Nariman named these four dissenters, the ‘Four Horsemen of the Apocalypse’ because just like in Book Six, ‘Revelation’ of the New Testament in the Bible, these are the people who give the world a chance to repent before they are consigned to the ashes. He states how each one of these four dissenters fulfills this role, some of them prophesying doom if their dissents do not become the law, and others offering a chance of redemption, if in the future, their view is accepted in preference to that of majority.


One of the first cases discussed in the second volume of Discordant Notes is the Keshava Madhava Menon v. State of Bombay (1951) case dissented by judge Sir Saiyid Fazl Ali. What came up for consideration before the Supreme Court was the interpretation of the expression ‘void’ contained in Article 13 (1) of the Constitution of India. The majority judgement, delivered by S.R. Das, J., on behalf of the three learned judges of the court, held that Article 13 (1) does not make existing laws which are inconsistent with fundamental rights void ab initio, but only renders such laws ineffectual with respect to the exercise of fundamental rights on and after the date of commencement of the Constitution, Article 13 (1) having no retrospective effect. Therefore, if prosecution for a criminal act was commenced before the Constitution came into force, it can be proceeded with according to that law, even after the commencement of the Constitution.

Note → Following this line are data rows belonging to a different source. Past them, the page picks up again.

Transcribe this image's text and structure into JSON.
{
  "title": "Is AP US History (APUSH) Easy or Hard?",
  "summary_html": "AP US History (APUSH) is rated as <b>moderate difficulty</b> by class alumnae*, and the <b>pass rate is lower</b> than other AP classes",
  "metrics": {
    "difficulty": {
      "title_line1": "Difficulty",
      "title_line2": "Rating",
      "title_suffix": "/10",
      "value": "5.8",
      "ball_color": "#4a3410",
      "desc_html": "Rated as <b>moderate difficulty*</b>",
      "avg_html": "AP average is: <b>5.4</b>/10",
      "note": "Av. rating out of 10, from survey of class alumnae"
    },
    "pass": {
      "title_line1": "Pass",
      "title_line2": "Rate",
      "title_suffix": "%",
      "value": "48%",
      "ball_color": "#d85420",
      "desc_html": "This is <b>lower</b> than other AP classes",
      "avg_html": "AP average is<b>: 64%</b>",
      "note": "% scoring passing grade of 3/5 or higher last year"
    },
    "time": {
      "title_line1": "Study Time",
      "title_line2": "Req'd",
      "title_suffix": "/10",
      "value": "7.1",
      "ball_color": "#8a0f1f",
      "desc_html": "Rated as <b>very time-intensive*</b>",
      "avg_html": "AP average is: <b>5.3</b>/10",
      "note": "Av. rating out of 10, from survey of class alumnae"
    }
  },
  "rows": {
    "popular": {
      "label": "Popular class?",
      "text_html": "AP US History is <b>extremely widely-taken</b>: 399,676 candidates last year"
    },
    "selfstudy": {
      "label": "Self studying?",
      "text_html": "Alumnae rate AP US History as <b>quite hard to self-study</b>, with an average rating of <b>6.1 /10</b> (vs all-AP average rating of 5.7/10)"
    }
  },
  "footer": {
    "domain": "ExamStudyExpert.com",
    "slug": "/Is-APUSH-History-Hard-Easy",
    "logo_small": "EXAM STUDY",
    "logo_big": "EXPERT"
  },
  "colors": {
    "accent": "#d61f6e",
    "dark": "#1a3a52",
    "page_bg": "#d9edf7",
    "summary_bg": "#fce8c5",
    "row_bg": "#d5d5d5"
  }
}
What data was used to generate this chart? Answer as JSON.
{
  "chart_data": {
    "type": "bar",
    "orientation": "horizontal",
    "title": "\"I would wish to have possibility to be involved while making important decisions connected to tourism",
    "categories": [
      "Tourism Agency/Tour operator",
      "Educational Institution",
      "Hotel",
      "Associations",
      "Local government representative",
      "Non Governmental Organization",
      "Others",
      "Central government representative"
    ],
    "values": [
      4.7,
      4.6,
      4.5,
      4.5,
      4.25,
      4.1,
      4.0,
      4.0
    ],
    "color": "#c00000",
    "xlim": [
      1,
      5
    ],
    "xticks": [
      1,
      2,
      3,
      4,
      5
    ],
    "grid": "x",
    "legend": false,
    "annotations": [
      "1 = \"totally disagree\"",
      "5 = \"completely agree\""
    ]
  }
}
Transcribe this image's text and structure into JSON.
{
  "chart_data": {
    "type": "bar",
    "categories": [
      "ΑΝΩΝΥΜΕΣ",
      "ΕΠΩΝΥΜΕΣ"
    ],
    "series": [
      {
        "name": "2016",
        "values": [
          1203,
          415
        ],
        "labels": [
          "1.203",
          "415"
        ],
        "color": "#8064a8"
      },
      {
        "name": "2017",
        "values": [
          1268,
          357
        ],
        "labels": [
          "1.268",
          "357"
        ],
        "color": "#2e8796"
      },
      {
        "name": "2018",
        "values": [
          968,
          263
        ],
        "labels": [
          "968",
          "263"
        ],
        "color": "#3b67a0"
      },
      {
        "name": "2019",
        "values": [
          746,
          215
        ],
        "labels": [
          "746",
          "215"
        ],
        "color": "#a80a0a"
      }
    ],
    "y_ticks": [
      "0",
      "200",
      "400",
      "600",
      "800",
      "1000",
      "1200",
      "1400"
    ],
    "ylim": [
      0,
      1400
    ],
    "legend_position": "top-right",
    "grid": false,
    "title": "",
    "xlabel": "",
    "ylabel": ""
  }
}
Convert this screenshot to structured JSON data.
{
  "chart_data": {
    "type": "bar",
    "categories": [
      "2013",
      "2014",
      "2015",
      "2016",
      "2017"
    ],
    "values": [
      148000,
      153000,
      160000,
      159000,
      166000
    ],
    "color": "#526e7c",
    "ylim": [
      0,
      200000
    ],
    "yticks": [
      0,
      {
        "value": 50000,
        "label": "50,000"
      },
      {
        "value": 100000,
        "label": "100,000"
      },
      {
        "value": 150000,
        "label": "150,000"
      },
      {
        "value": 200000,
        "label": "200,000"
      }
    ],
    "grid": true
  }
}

Fazl Ali, J., joined Mukherjea, J., dissented. For reference, Article 13 (1) reads as follows:


‘All laws in force in the territory of India immediately before the commencement of this Constitution, in so far as they are inconsistent with the provisions of this Part, shall, to the extent of such inconsistency, be void.’


Fazl Ali, J referred to the original draft of the Constitution, in which the words ‘shall stand abrogated’ were used instead of ‘shall be void’ in Article 13 (1). He then observed that the Constitution makers used various expressions to convey precisely and thoroughly what they meant. While some articles used ‘invalid’, ‘ceased to have effect’ and ‘shall be inoperative’, ‘void’ is used only in two articles 13 (1) and 154 – and both of them deal with cases where laws are repugnant to other laws. Hence, the learned judge concluded that there is a precision and thoroughness of the framers of the Constitution with the strong sense in which the word ‘void’ has been used and cannot be completely ignored.


Nariman noted that this case is an important judgment, which was later followed in Behram Khurshid Pesikaka v. State of Bombay (1955) and Bhikaji Narain Dhakras v. State of M.P. (1955), as forming the foundation for what became known as the ‘Doctrine of Eclipse’, i.e. that pre-constitutional law cannot be said to be void from inception, but only ineffective if it violates a fundamental right, the fundamental right casting a shadow over such law.


Rohinton Nariman discusses and analyses many more such interesting cases and judgements and enlightens us with the kind of roads they fractured, mended and laid the foundation of, in this remarkable book. It speaks to anyone who decides to speak for themselves or for others, who decides to obtain knowledge in multi-dimensional spheres and most notably, for someone who decides to learn and re-learn.